Il n'apparaît pas que ces conditions soient remplies pour la recourante. Tout d'abord, l'intensité de la relation entre les fiancés n’est pas prouvée notamment en ce qui concerne l'étendue d'une prise en charge et les devoirs d'assistance. En effet, alors que le fiancé de la recourante avait signé une attestation de prise en charge financière, la recourante a dû travailler au salon « 5.********» sept jours sur sept pour subvenir à ses besoins et à ceux de sa famille au Brésil.

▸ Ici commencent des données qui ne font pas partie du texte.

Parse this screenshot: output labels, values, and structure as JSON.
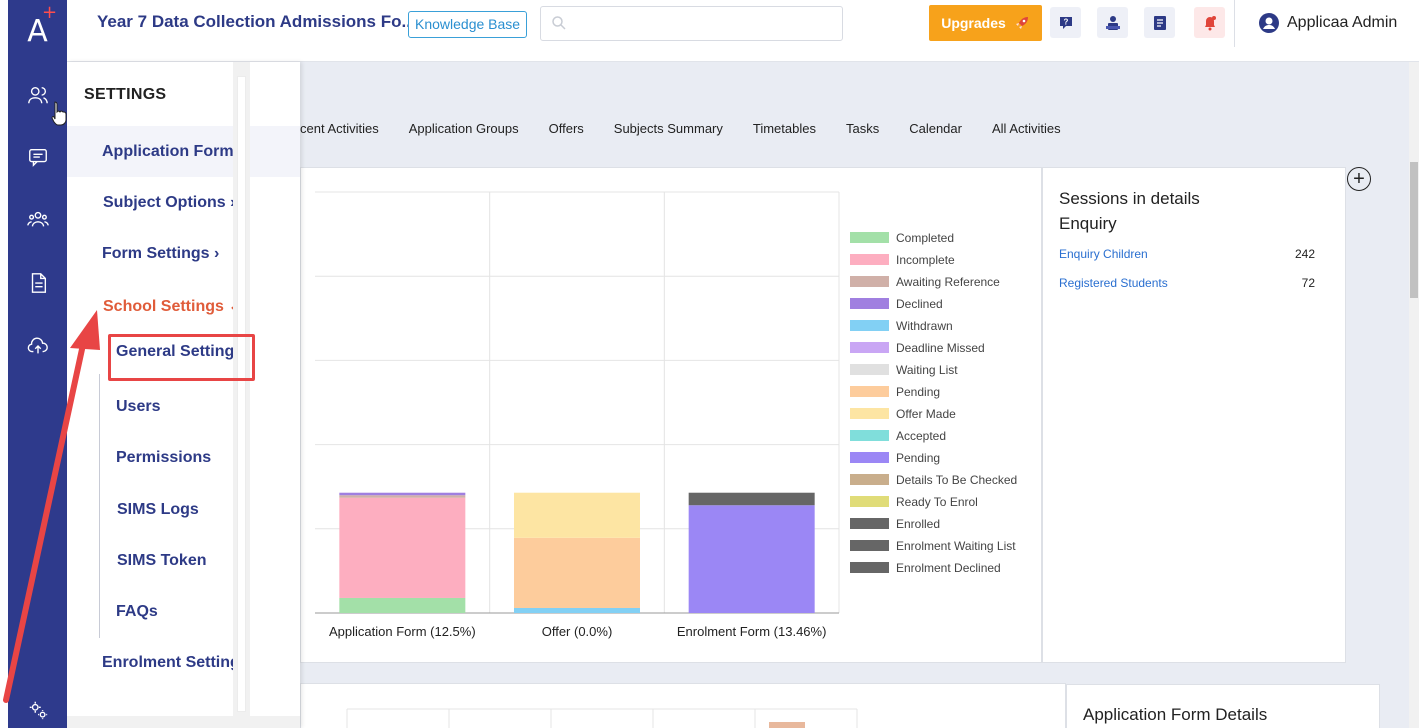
{
  "brand": {
    "logo_text": "A",
    "logo_plus": "+"
  },
  "header": {
    "title": "Year 7 Data Collection Admissions Fo...",
    "knowledge_base": "Knowledge Base",
    "search_placeholder": "",
    "upgrade_label": "Upgrades",
    "user_name": "Applicaa Admin"
  },
  "tabs": [
    "cent Activities",
    "Application Groups",
    "Offers",
    "Subjects Summary",
    "Timetables",
    "Tasks",
    "Calendar",
    "All Activities"
  ],
  "menu": {
    "heading": "SETTINGS",
    "items": [
      {
        "label": "Application Form",
        "arrow": ""
      },
      {
        "label": "Subject Options",
        "arrow": "›"
      },
      {
        "label": "Form Settings",
        "arrow": "›"
      },
      {
        "label": "School Settings",
        "arrow": "⌄"
      }
    ],
    "sub_items": [
      "General Settings",
      "Users",
      "Permissions",
      "SIMS Logs",
      "SIMS Token",
      "FAQs"
    ],
    "last_item": "Enrolment Settings"
  },
  "sessions": {
    "title_line1": "Sessions in details",
    "title_line2": "Enquiry",
    "rows": [
      {
        "label": "Enquiry Children",
        "value": "242"
      },
      {
        "label": "Registered Students",
        "value": "72"
      }
    ]
  },
  "bottom_panel": {
    "title": "Application Form Details"
  },
  "chart_data": {
    "type": "bar",
    "stacked": true,
    "categories": [
      "Application Form (12.5%)",
      "Offer (0.0%)",
      "Enrolment Form (13.46%)"
    ],
    "legend_position": "right",
    "grid": true,
    "series": [
      {
        "name": "Completed",
        "color": "#a3e0a8",
        "values": [
          6,
          0,
          0
        ]
      },
      {
        "name": "Incomplete",
        "color": "#fdaec0",
        "values": [
          40,
          0,
          0
        ]
      },
      {
        "name": "Awaiting Reference",
        "color": "#d0b0a8",
        "values": [
          1,
          0,
          0
        ]
      },
      {
        "name": "Declined",
        "color": "#a07fe0",
        "values": [
          1,
          0,
          0
        ]
      },
      {
        "name": "Withdrawn",
        "color": "#82d0f4",
        "values": [
          0,
          2,
          0
        ]
      },
      {
        "name": "Deadline Missed",
        "color": "#c9a6f4",
        "values": [
          0,
          0,
          0
        ]
      },
      {
        "name": "Waiting List",
        "color": "#e0e0e0",
        "values": [
          0,
          0,
          0
        ]
      },
      {
        "name": "Pending",
        "color": "#fdcc9c",
        "values": [
          0,
          28,
          0
        ]
      },
      {
        "name": "Offer Made",
        "color": "#fde5a3",
        "values": [
          0,
          18,
          0
        ]
      },
      {
        "name": "Accepted",
        "color": "#80dedb",
        "values": [
          0,
          0,
          0
        ]
      },
      {
        "name": "Pending",
        "color": "#9b87f5",
        "values": [
          0,
          0,
          43
        ]
      },
      {
        "name": "Details To Be Checked",
        "color": "#c9ae8c",
        "values": [
          0,
          0,
          0
        ]
      },
      {
        "name": "Ready To Enrol",
        "color": "#e0dc78",
        "values": [
          0,
          0,
          0
        ]
      },
      {
        "name": "Enrolled",
        "color": "#666666",
        "values": [
          0,
          0,
          5
        ]
      },
      {
        "name": "Enrolment Waiting List",
        "color": "#666666",
        "values": [
          0,
          0,
          0
        ]
      },
      {
        "name": "Enrolment Declined",
        "color": "#666666",
        "values": [
          0,
          0,
          0
        ]
      }
    ],
    "ylim": [
      0,
      168
    ]
  }
}
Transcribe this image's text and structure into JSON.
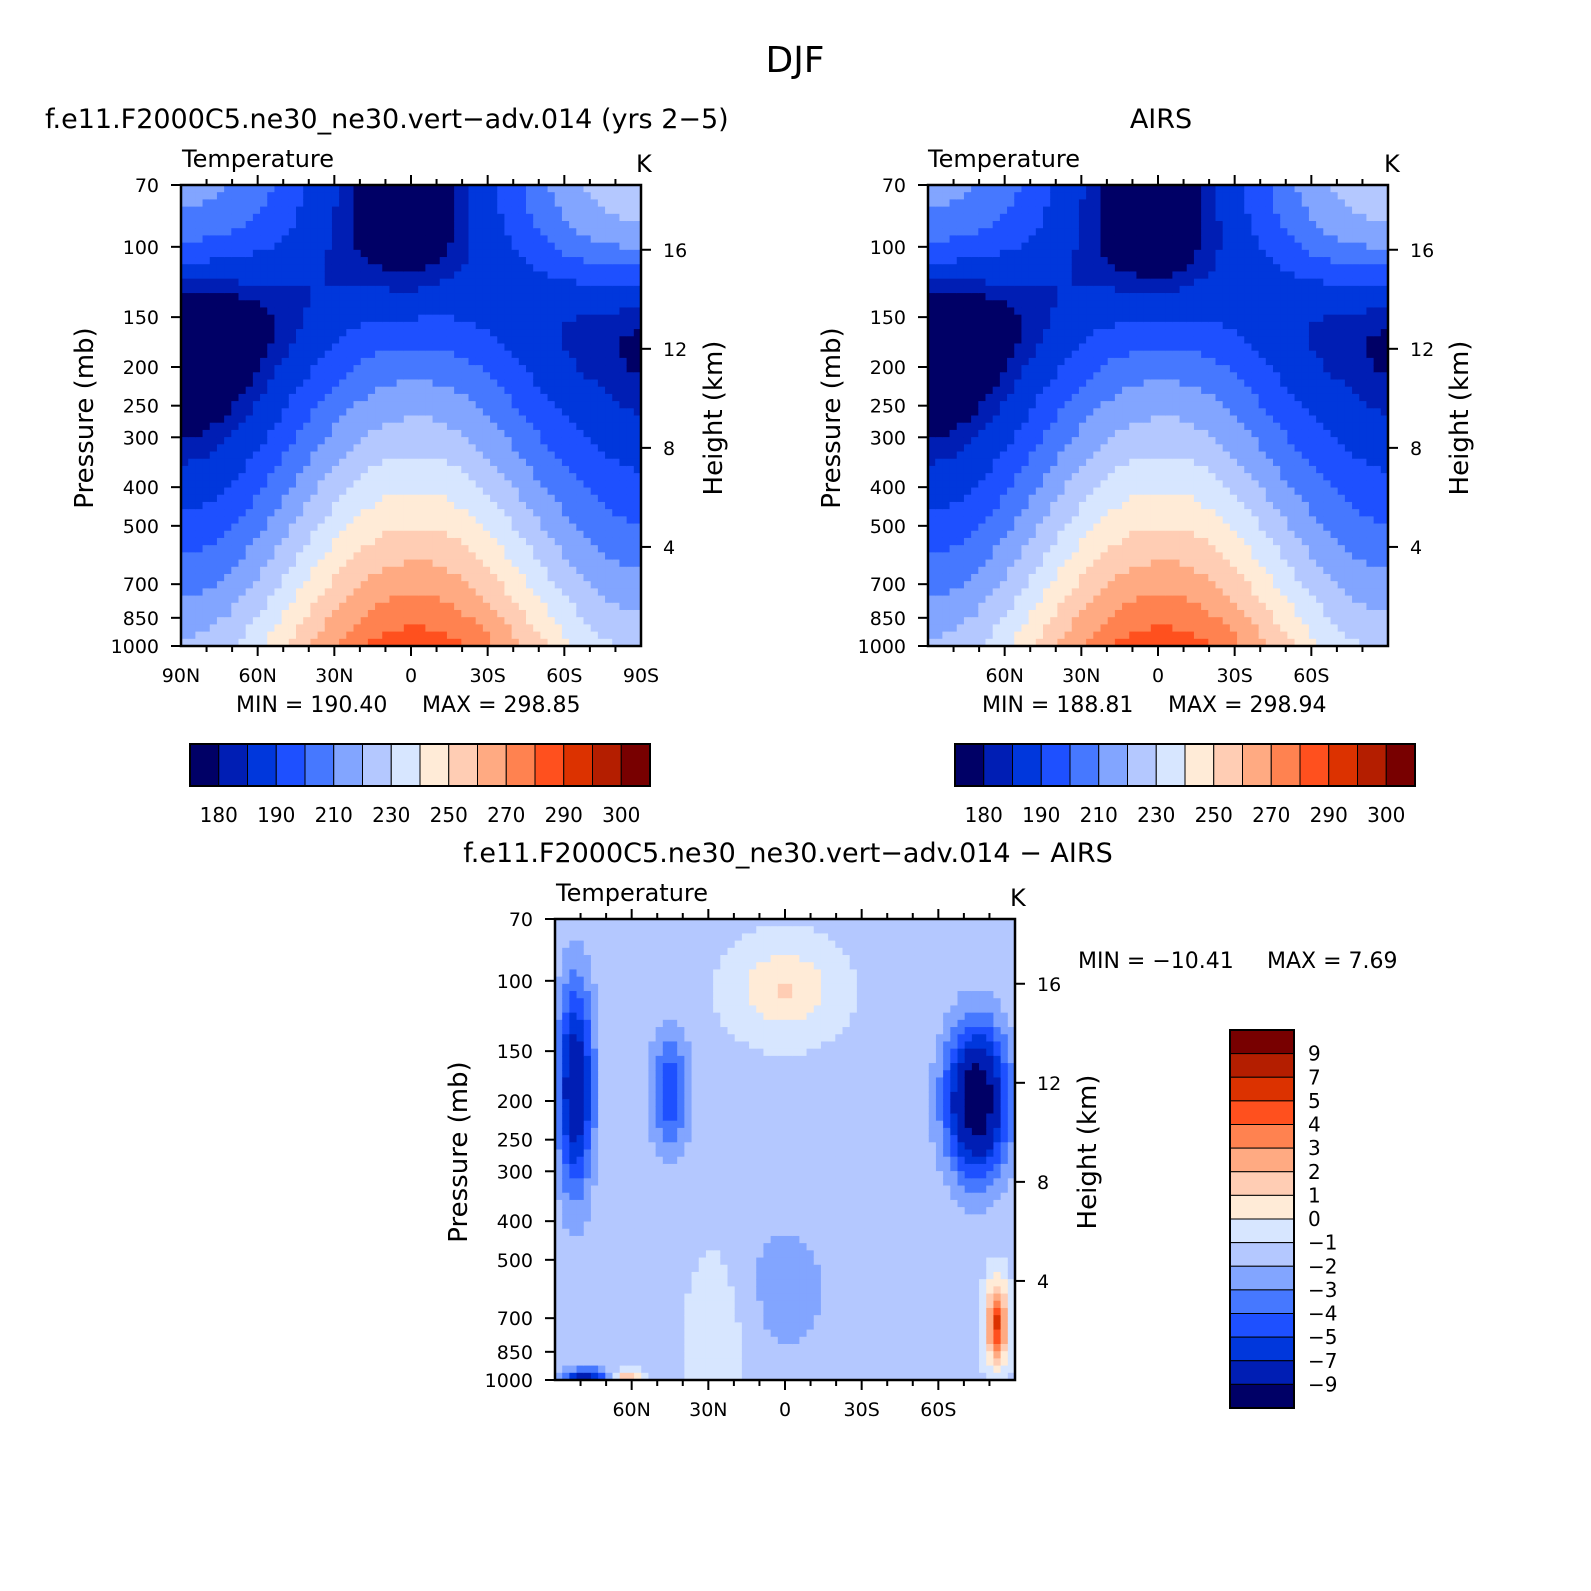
{
  "figure_title": "DJF",
  "chart_data": [
    {
      "type": "heatmap",
      "panel": "model",
      "title": "f.e11.F2000C5.ne30_ne30.vert−adv.014 (yrs 2−5)",
      "subtitle": "Temperature",
      "units": "K",
      "ylabel": "Pressure (mb)",
      "y2label": "Height (km)",
      "x_ticks": [
        "90N",
        "60N",
        "30N",
        "0",
        "30S",
        "60S",
        "90S"
      ],
      "x_tick_values": [
        90,
        60,
        30,
        0,
        -30,
        -60,
        -90
      ],
      "y_ticks": [
        "70",
        "100",
        "150",
        "200",
        "250",
        "300",
        "400",
        "500",
        "700",
        "850",
        "1000"
      ],
      "y_tick_values": [
        70,
        100,
        150,
        200,
        250,
        300,
        400,
        500,
        700,
        850,
        1000
      ],
      "y2_ticks": [
        "16",
        "12",
        "8",
        "4"
      ],
      "y2_tick_values": [
        16,
        12,
        8,
        4
      ],
      "min_label": "MIN = 190.40",
      "max_label": "MAX = 298.85",
      "min": 190.4,
      "max": 298.85,
      "log_y": true
    },
    {
      "type": "heatmap",
      "panel": "obs",
      "title": "AIRS",
      "subtitle": "Temperature",
      "units": "K",
      "ylabel": "Pressure (mb)",
      "y2label": "Height (km)",
      "x_ticks": [
        "60N",
        "30N",
        "0",
        "30S",
        "60S"
      ],
      "x_tick_values": [
        60,
        30,
        0,
        -30,
        -60
      ],
      "y_ticks": [
        "70",
        "100",
        "150",
        "200",
        "250",
        "300",
        "400",
        "500",
        "700",
        "850",
        "1000"
      ],
      "y_tick_values": [
        70,
        100,
        150,
        200,
        250,
        300,
        400,
        500,
        700,
        850,
        1000
      ],
      "y2_ticks": [
        "16",
        "12",
        "8",
        "4"
      ],
      "y2_tick_values": [
        16,
        12,
        8,
        4
      ],
      "min_label": "MIN = 188.81",
      "max_label": "MAX = 298.94",
      "min": 188.81,
      "max": 298.94,
      "log_y": true
    },
    {
      "type": "heatmap",
      "panel": "diff",
      "title": "f.e11.F2000C5.ne30_ne30.vert−adv.014 − AIRS",
      "subtitle": "Temperature",
      "units": "K",
      "ylabel": "Pressure (mb)",
      "y2label": "Height (km)",
      "x_ticks": [
        "60N",
        "30N",
        "0",
        "30S",
        "60S"
      ],
      "x_tick_values": [
        60,
        30,
        0,
        -30,
        -60
      ],
      "y_ticks": [
        "70",
        "100",
        "150",
        "200",
        "250",
        "300",
        "400",
        "500",
        "700",
        "850",
        "1000"
      ],
      "y_tick_values": [
        70,
        100,
        150,
        200,
        250,
        300,
        400,
        500,
        700,
        850,
        1000
      ],
      "y2_ticks": [
        "16",
        "12",
        "8",
        "4"
      ],
      "y2_tick_values": [
        16,
        12,
        8,
        4
      ],
      "min_label": "MIN = −10.41",
      "max_label": "MAX = 7.69",
      "min": -10.41,
      "max": 7.69,
      "log_y": true
    }
  ],
  "colorbar_abs": {
    "colors": [
      "#000066",
      "#001eb4",
      "#0037dc",
      "#1e50ff",
      "#4678ff",
      "#82a5ff",
      "#b4c8ff",
      "#d7e6ff",
      "#ffebd7",
      "#ffcdb4",
      "#ffaa82",
      "#ff8250",
      "#ff501e",
      "#dc3200",
      "#b41e00",
      "#780000"
    ],
    "labels": [
      "180",
      "190",
      "210",
      "230",
      "250",
      "270",
      "290",
      "300"
    ]
  },
  "colorbar_diff": {
    "colors": [
      "#780000",
      "#b41e00",
      "#dc3200",
      "#ff501e",
      "#ff8250",
      "#ffaa82",
      "#ffcdb4",
      "#ffebd7",
      "#d7e6ff",
      "#b4c8ff",
      "#82a5ff",
      "#4678ff",
      "#1e50ff",
      "#0037dc",
      "#001eb4",
      "#000066"
    ],
    "labels": [
      "9",
      "7",
      "5",
      "4",
      "3",
      "2",
      "1",
      "0",
      "−1",
      "−2",
      "−3",
      "−4",
      "−5",
      "−7",
      "−9"
    ]
  }
}
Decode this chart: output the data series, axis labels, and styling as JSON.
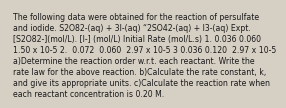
{
  "text": "The following data were obtained for the reaction of persulfate\nand iodide. S2O82-(aq) + 3I-(aq) “2SO42-(aq) + I3-(aq) Expt.\n[S2O82-](mol/L). [I-] (mol/L) Initial Rate (mol/L.s) 1. 0.036 0.060\n1.50 x 10-5 2.  0.072  0.060  2.97 x 10-5 3 0.036 0.120  2.97 x 10-5\na)Determine the reaction order w.r.t. each reactant. Write the\nrate law for the above reaction. b)Calculate the rate constant, k,\nand give its appropriate units. c)Calculate the reaction rate when\neach reactant concentration is 0.20 M.",
  "bg_color": "#d6cfc4",
  "text_color": "#1a1a1a",
  "font_size": 5.55,
  "linespacing": 1.28
}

Il est d’ailleurs douteux que son fiancé ait pu ignorer une telle activité. Au surplus, la recourante semble s’être désintéressée de la procédure et du projet de mariage avec B.Z.________.
2. Il résulte des considérants qui précèdent que le recours doit être rejeté et la décision attaquée maintenue. Au vu de ce résultat, les frais de justice, arrêtés à 500 fr. sont mis à la charge de la recourante.
Par ces motifs
la Cour de droit administratif et public
du Tribunal cantonal
arrête:
I. Le recours est rejeté.
II. La décision du Service de la population du 26 octobre 2009 est maintenue.
III. Un émolument de justice de 500 (cinq cents) francs est mis à la charge de la recourante.
IV. Il n’est pas alloué de dépens.
Jc/Lausanne, le 1er juillet 2010
Le
président:
Le présent arrêt est communiqué aux destinataires de l'avis d'envoi ci-joint, ainsi qu'à l'ODM.
Il peut faire l'objet, dans les trente jours suivant sa notification, d'un recours au Tribunal fédéral. Le recours en matière de droit public s'exerce aux conditions des articles 82 ss de la loi du 17 juin 2005 sur le Tribunal fédéral (LTF - RS 173.110), le recours constitutionnel subsidiaire à celles des articles 113 ss LTF. Le mémoire de recours doit être rédigé dans une langue officielle, indiquer les conclusions, les motifs et les moyens de preuve, et être signé. Les motifs doivent exposer succinctement en quoi l’acte attaqué viole le droit. Les pièces invoquées comme moyens de preuve doivent être jointes au mémoire, pour autant qu’elles soient en mains de la partie; il en va de même de la décision attaquée.